The two firms did not and do not hold major equity positions on their books.
The names of these two firms have been purposely withheld in this report because trading data alone is insufficient to consider any accusations against them. But, this trading data is specifically the type of red flag that should prompt further investigation. In addition, even in the event that trades were entered with the purpose of manipulating markets,there is no evidence to suggest that either of the brokerage firms discussed had any knowledge of, or in any way participated in any wrongdoing. They simply could have been conduits through which orders were placed as the laws and regulatory authorities currently allow. Nevertheless, this trading activity does lead to numerous questions:
Who had the capital to effect $5 trillion worth of trades in such a short period?
Who are the clients behind the trades? Are they foreign or domestic?
Why would two long-standing but relatively minor broker dealers be selected for such massive trading rather than the major firms?
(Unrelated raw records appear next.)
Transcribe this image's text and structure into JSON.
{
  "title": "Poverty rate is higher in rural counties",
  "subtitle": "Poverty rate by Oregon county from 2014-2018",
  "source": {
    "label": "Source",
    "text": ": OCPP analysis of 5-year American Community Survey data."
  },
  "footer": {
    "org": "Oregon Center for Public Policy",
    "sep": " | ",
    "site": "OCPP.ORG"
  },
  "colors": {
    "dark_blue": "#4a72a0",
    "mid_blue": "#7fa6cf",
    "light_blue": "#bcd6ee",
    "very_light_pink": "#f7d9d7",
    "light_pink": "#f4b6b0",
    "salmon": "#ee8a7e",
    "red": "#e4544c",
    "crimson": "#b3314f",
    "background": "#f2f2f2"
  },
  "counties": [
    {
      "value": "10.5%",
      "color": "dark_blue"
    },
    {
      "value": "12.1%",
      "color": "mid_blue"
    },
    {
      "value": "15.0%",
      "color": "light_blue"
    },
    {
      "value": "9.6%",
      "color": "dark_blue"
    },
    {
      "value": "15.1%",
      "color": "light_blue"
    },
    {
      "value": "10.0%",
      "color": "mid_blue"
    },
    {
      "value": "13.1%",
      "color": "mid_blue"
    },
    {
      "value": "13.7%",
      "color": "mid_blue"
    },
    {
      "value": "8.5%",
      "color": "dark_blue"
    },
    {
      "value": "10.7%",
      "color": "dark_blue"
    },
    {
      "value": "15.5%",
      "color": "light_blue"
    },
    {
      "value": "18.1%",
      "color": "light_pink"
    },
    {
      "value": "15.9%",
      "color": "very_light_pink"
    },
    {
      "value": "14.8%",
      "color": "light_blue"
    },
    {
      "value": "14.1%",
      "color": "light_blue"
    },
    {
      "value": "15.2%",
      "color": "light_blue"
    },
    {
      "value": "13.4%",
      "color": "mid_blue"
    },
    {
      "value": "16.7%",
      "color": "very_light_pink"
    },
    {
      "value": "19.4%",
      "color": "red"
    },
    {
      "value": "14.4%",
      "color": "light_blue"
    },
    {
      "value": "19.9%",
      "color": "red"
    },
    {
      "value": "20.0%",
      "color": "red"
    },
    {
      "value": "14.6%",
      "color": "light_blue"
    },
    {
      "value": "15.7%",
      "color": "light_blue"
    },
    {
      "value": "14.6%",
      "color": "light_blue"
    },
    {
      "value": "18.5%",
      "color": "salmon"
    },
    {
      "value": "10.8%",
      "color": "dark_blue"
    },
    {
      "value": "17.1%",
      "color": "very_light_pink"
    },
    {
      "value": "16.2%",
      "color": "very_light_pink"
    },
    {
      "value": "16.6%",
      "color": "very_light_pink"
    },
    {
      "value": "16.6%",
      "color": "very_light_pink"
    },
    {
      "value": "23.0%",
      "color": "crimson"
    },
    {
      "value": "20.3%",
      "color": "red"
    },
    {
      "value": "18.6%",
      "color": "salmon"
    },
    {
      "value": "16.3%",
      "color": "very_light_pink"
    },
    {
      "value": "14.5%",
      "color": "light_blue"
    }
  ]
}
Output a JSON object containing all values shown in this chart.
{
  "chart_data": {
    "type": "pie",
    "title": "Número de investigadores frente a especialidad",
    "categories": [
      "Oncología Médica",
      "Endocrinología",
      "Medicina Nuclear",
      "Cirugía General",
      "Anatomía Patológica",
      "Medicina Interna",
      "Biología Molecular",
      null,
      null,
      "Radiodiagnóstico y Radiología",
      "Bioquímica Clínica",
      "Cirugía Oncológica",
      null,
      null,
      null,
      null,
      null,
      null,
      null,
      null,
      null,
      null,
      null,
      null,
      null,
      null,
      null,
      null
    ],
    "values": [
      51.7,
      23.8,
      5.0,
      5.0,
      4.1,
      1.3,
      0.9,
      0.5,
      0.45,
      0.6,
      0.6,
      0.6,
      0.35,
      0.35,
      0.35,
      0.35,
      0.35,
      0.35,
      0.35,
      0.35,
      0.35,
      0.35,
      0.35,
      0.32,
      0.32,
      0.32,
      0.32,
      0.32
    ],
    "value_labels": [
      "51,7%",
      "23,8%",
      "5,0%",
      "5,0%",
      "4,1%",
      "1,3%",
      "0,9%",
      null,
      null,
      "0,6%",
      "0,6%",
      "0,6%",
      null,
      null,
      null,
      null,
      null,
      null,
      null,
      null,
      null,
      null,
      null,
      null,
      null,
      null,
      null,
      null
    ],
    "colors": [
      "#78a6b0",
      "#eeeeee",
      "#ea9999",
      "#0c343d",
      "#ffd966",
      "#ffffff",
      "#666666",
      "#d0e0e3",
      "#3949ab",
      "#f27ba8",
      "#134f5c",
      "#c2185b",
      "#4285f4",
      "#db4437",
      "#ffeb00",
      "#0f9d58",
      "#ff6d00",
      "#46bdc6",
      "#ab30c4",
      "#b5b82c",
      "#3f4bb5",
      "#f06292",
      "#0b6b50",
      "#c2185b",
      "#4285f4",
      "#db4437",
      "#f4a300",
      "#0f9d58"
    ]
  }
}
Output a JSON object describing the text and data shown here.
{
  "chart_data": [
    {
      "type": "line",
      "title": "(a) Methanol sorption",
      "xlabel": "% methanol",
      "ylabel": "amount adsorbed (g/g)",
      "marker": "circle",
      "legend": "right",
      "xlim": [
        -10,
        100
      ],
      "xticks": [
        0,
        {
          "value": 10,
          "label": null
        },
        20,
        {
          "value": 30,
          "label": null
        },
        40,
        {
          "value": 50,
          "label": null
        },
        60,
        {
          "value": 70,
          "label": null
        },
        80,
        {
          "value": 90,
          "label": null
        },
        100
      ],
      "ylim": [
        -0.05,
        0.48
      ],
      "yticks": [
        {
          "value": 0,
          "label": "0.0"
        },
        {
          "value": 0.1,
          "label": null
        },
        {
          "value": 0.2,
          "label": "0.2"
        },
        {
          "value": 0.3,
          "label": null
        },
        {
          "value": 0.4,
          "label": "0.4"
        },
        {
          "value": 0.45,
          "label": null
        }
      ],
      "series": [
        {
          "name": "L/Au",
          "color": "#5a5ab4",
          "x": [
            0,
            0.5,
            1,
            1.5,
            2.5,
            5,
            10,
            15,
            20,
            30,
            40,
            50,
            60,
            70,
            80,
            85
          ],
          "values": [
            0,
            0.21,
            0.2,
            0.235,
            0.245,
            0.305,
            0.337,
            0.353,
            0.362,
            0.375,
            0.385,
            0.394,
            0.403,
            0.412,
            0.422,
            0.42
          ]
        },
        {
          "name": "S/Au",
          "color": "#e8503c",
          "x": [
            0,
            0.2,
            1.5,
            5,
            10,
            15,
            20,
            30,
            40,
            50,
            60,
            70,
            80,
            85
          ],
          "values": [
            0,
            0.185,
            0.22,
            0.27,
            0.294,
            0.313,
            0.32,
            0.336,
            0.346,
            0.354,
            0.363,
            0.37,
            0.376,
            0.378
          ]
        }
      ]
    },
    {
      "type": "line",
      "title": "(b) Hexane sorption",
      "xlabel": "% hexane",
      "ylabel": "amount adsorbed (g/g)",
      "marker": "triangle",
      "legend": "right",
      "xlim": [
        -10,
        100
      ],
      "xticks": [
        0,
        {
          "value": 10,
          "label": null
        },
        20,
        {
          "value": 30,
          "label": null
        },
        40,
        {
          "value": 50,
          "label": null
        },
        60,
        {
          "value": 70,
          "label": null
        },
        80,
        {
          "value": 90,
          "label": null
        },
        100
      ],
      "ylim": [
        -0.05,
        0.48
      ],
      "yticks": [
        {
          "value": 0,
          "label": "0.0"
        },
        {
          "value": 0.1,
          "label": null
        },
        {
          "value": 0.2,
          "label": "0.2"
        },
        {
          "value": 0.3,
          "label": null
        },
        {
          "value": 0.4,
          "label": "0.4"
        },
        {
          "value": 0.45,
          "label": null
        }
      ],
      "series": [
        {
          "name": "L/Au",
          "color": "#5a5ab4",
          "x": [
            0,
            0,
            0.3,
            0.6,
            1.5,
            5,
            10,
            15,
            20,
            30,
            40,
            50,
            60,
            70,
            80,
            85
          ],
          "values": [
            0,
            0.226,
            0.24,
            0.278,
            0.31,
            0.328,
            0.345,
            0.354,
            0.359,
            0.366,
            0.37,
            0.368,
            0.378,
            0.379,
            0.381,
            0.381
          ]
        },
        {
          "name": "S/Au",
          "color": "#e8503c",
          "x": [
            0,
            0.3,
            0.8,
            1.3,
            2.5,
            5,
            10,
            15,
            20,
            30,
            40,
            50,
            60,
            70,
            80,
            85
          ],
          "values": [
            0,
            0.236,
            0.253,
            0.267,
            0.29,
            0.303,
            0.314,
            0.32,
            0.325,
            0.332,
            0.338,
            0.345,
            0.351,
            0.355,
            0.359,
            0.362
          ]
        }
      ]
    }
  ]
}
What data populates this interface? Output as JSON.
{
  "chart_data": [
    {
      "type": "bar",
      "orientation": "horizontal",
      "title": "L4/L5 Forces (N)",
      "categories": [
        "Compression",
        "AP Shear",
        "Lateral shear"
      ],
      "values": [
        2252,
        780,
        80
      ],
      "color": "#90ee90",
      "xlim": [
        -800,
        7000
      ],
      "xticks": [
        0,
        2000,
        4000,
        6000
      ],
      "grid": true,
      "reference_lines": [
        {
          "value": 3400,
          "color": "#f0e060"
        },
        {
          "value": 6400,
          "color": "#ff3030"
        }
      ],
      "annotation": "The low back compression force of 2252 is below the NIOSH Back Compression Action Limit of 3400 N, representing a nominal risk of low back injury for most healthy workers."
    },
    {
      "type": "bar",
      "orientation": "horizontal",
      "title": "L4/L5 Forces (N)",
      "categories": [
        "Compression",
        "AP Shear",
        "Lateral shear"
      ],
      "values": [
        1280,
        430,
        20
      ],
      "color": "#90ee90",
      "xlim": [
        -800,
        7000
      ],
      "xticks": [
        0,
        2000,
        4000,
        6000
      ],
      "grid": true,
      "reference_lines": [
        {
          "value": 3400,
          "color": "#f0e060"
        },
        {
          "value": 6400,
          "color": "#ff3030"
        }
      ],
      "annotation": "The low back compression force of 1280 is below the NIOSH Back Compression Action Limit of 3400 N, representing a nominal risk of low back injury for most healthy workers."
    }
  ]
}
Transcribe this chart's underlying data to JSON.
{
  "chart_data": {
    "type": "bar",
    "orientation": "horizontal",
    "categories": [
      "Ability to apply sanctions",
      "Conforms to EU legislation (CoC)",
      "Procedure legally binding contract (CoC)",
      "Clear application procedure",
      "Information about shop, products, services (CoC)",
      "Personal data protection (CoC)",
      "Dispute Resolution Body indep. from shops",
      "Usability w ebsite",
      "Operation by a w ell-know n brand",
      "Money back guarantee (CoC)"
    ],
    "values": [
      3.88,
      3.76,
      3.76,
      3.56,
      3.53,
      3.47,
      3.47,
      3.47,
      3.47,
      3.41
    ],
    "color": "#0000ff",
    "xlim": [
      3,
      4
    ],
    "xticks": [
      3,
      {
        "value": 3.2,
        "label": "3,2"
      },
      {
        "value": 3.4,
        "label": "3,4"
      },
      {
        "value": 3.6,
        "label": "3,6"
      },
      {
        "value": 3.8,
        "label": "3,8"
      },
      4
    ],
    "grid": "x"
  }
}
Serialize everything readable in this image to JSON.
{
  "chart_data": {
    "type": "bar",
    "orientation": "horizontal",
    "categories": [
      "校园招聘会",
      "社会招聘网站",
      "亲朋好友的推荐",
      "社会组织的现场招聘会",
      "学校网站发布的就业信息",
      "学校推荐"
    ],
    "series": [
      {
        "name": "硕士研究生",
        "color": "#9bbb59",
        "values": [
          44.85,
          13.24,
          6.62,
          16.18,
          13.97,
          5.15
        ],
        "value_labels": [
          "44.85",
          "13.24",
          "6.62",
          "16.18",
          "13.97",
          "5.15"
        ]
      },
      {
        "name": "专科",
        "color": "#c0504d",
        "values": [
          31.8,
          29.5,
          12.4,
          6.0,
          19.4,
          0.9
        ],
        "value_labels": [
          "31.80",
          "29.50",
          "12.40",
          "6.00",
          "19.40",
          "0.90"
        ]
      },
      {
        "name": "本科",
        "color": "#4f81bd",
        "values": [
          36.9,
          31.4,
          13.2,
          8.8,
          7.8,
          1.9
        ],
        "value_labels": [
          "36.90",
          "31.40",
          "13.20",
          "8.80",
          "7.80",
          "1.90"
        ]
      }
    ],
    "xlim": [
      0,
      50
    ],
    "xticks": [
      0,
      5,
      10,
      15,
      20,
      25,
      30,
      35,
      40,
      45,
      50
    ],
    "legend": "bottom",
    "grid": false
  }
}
Did they have more permissive rules for sponsored access?
Why was trading concentrated in the financial firms that failed (Lehman, AIG, Bear Stearns, Fannie, Freddie) or were under threat of failing (Citigroup, Bank of America, Merrill Lynch, and Wachovia)?
There is obviously no definitive evidence here that the Financial Collapse of 2008 was the result of a deliberate strategic plan to bring down the US economy carried out by hostile foreign agencies, but many of the details noted, particularly the scale of bear raids on major US financial institutions, certainly do provoke suspicion. The US Government is hardly about to share what it knows, so the rest of us can only file all this away for future reference, and keep an eye out for further related coverage.